Duncan jumped to his feet and got out of the room before she could change her mind. He threw me a guilty look over his shoulder before the door closed.
‘Uncle Henry,’ Elizabeth said dismally, ‘what are we going to do?’
I needed time to think. During Ian’s visit I had heard Beatrice Payne’s little car zoom up to the door and to my relief she chose that moment to bring in a tray with coffee. Noticing three cups, I was afraid that she intended to join us and I prepared to hint that matters confidential were to be discussed. But she only asked whether Duncan was coming back, which Elizabeth answered with a quick shake of the head. Miss Payne removed the extra cup and left the room with a lack of curiosity which, taken with her unusual reluctance to intrude, surprised me. She must surely, I thought, have detected that something big was in the air. Either that or she had made a guess, accurate or not. Or perhaps she had distractions of her own. I thought that she had looked less discontented, even hopeful. Perhaps she had begun to look forward to motherhood. It seemed more likely that the mysterious boyfriend had reappeared and supplied a dose of the loving which had been missing from her life.
Elizabeth managed to pour coffee. I accepted my cup from her before the nervous tremor in her hand caused her to spill more than a drop or two. ‘First,’ I said, ‘an overview, so that we can be sure that we have the same understanding of our situation.
‘Your grandfather had two priorities. Firstly, to preserve the estate and, secondly, to relieve the danger of unemployment in the area. As I understand it, you approve of both those aims?’
‘Yes, of course,’ she said impatiently.
‘No compromises?’
‘Definitely not.’
‘Right. The two may sometimes be in conflict, but we’ve been doing our best. With those aims in mind, we’ve been consolidating the estate. Talisman Farm was irrelevant and fifty miles away so we sold it. There was a better use for the capital.
‘I suggest that there’s no question of selling any more land.’
‘Definitely not,’ she said. ‘We have a tidy boundary at last and it’s all sort of interdependent.’
‘Even if you were prepared to dispose of parts of the estate, this would be a terrible time to sell. We only got a good price for Talisman Farm because some of the land was needed for an extension to the industrial estate. In addition to the farms and forestry, there are several buildings in Newton Lauder. Most of those Sir Peter acquired as a result of trying to prop up businesses which were in danger.
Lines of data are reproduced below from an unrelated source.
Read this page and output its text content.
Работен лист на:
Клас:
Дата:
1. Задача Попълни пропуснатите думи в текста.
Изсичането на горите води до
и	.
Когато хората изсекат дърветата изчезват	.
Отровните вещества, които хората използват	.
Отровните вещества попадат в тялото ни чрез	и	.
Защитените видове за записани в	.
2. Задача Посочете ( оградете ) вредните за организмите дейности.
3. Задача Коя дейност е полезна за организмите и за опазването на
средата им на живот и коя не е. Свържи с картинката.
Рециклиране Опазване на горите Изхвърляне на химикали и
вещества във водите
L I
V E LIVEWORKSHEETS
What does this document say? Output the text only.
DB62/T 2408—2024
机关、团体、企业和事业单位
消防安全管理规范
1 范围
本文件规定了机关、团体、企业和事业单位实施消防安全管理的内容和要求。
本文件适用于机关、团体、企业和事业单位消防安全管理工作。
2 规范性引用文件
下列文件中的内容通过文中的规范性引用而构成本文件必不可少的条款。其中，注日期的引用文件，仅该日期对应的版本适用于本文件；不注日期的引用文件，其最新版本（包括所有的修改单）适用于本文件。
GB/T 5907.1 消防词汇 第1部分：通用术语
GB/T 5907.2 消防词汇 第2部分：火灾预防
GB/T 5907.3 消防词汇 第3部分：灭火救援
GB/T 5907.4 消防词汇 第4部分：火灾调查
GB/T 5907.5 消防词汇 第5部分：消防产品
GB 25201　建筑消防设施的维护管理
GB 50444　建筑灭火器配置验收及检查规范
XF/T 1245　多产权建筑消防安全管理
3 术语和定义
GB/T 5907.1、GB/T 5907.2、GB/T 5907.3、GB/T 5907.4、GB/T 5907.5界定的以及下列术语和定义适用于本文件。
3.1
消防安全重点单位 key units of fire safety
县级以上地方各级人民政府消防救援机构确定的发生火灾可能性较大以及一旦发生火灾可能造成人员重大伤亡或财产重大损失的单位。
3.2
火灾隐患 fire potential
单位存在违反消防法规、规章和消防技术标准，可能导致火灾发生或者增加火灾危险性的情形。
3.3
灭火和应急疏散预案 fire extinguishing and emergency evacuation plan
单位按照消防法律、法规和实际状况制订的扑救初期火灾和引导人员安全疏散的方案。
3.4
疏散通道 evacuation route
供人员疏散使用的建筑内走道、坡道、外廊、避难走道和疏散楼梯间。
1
One or two could now be sold without endangering those businesses. That might make some small contribution to the equation. I’ll have the factor look into it.
‘Sir Peter also had investments in a number of local firms. We’ll have to see if any of those investments can be sold without doing any damage.’
Elizabeth muttered something about drops and buckets but I let it go by.
‘Now we come to Agrotechnics. Sir Peter founded the firm with the intention of relieving unemployment in the area and it has been largely successful. The designers have farming experience and the engineers are practical men. The firm had grown to the point where a substantial expansion was due, which is why the new share issue was floated.’
Elizabeth straightened up suddenly. ‘Not the only reason,’ she said. ‘The employment situation in the Borders is getting worse.’ She smacked her hand down on the desk. ‘Employers are being forced out of business by foreign competition and by government policies which take no account of anything outside the towns and cities. As long as there are jobless who want jobs . . .’
As a business philosophy, what she was saying might have been a road to ruin, but I was happy. I had not realized how closely she was following in Sir Peter’s footsteps nor that she had even taken the trouble to think about the effect on local conditions. And she was recovering her confidence and poise.
I refrained from giving her a round of applause. ‘Quite so,’ I said.
She met my eye. ‘Are you saying that I can’t make the investment after all? Mary’s cousin is out of a job and several others I know of.’
‘I’m not saying that at all,’ I told her. ‘You have already made the investment, all but paying over the money. You’re committed. You wanted to keep a controlling interest, so you underwrote a large part of the share issue. That has to be paid for in about three weeks’ time. That’s where most of the money from Talisman Farm was to go. Don’t panic,’ I added quickly as I saw her tense up again. ‘You won’t be led away in chains or declared bankrupt or anything. At a pinch, we could sell the shares again before settling day.’
‘I don’t want to do that if we don’t have to,’ she said quickly.
‘No more do I, though our reasons are probably different. I want to keep the bulk of the shares in your hands to prevent a takeover by some rival who only wants to steal the technology and reduce the competition by asset-stripping the company. But, almost as important, you wouldn’t get full value at the moment. I think that word has got around about Cowieson’s difficulties. I noticed in this morning’s paper that the price of Agrotechnics shares has fallen. We don’t want to fix your loss.’
‘And if Mr Cowieson pays up? Does that help?’
‘It would be useful to Agrotechnics,’ I said. ‘The expansion could go quicker and easier. It’s their money, not yours. But it might make it possible to negotiate a delay in settlement.’
She sighed and pulled a face. ‘When I make a mess, I make a big one.’
‘Always look forward, not back,’ I told her. ‘Learn from the past but think to the future. Regret never pays dividends.’
She stared at me for a second, puzzled and, perhaps justifiably, annoyed. I am inclined to pontificate at times. ‘Surely,’ she said at last, ‘regret is always there?’
‘Then give way to it for five minutes and then put it out of your mind and get on with your life,’ I said.
‘You’re right, damn you, Uncle Henry!’ She straightened her back. ‘Well? What do you advise? What do I do?’
‘Nothing about this for the moment. The ball’s in my court, as they say. I had better notify my fellow trustee and speak to a few other people. You could clear your desk of the estate business that you wanted to see me about. Then you’ll be available when you’re needed.’
We filled in the hour before lunch taking decisions about a dozen matters of tenancy and finance. It would take her a day at least to gather the information and get the letters out. By then I could hope to have thought
of some more tasks for her.
When we had finished, she came back to the problem of the moment. ‘My grandfather had a heap of stuff from the other house stored in the outbuildings and the attics,’ she said. ‘Stuff which had come down from the ancestors. Junk, most of it, but somebody knowledgeable should go through it. A Rembrandt or two could come in useful.’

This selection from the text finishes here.